Mojotone: Your first full length album was recorded and produced by one of the modern masters of guitar tone, Dan Auerbach of the Black Keys, and you two have worked together on several albums since. Can you pass along any tone secrets that you have learned from him over the years? What were your major takeaways from working with such a big name?

Mayfield: I first worked with him when I was 15, he was setting up his first studio in a place called the pie factory I believe...he was always trying and testing out new “old” gear. The recording process was very impromptu and playful, he wasn’t a, “let’s do 20 takes" kinda guy, you just did it and recorded it, captured the moment and performance. That’s a style of recording I have always respected. 


Mojotone: Dreadknot Martins, Jazzmasters, glittery Gretschs and 60’s Silvertones… What inspires you to choose your gear? Is there anything you’re consistently drawn to?

Mayfield: Well for me, playability plays a huge roll regardless of what it is I need to feel comfortable. For the longest time, I had one guitar and it didn’t even dawn on me that I would need or enjoy other ones. When I fell into the black hole that is guitars and gear, so did my wallet. 


Mojotone: You are currently playing the Mojotone Custom Blackout British. How does this amp help you achieve the varied sounds that you create live?

Mayfield: For starters, it’s very loud which is important to me, lol! It has that 70’s-ish tone that I’m looking for, but it’s definitely more of its own thing. I’m currently using it quite a bit while working on my next record and it has a lot of versatility. It takes my 90’s pedals like a champ and also sounds great on its own, you can really get a lot of different tones out of it. 


Mojotone: Is there anything outstanding about the Blackout British that captured your attention in the first place?  

Mayfield: Before I even heard what it sounded like, the appearance stood out to me. Once I read about and heard clips of it, I fell in love! 


Mojotone: How does your gear repertoire influence the sound of your music at any given point? And does new gear give you any fresh perspective on older songs?

Mayfield: Gear is another instrument for me. Each piece brings a different personality to the table depending on the mood I’m displaying on a song. Each pedal, amp, guitar, etc., is vitally important in my opinion. As far as older songs, sometimes I end up taking them and incorporating new tones live, it helps everything mesh better and also keeps me from getting bored. 


Mojotone: How are you staying creatively motivated during this quarantine period? Are there any daily exercises/practices/rituals you can recommend to our followers to help stay proactive musically?

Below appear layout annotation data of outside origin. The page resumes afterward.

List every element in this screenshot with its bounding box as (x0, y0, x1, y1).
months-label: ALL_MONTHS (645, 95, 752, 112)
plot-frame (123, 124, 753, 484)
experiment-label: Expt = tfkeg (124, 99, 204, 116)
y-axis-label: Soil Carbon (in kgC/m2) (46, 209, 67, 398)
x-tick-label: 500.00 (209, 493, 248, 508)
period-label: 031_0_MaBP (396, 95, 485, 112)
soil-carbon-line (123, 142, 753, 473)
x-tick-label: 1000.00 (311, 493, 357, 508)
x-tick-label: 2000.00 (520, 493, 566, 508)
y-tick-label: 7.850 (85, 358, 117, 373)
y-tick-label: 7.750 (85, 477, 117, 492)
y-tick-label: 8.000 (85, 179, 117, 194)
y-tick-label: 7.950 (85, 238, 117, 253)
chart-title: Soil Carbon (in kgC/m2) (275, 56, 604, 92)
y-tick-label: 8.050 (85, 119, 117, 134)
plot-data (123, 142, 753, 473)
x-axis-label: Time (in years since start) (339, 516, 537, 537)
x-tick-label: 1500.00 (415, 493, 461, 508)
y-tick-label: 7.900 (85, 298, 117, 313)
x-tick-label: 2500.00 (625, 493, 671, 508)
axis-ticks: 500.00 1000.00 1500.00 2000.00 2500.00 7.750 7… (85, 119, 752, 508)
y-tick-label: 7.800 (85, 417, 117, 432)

Mayfield: I was actually meant to be in the studio in April of this year and that was canceled, so in a sort of fortunate turn of events I’ve been working on the songs at home. And fortunately, at least I have a “quarantine project ." I am definitely going easy on myself during this time though, fear of the unknown is stressful, especially for us musicians, so I feel music should be cathartic first; meaningful to yourself. Pretend that no one else will ever listen to it and make something you like. Music like this will end up being the most relatable. It’s important not to self impose deadlines or beat yourself up for not being productive enough. Do what feels good!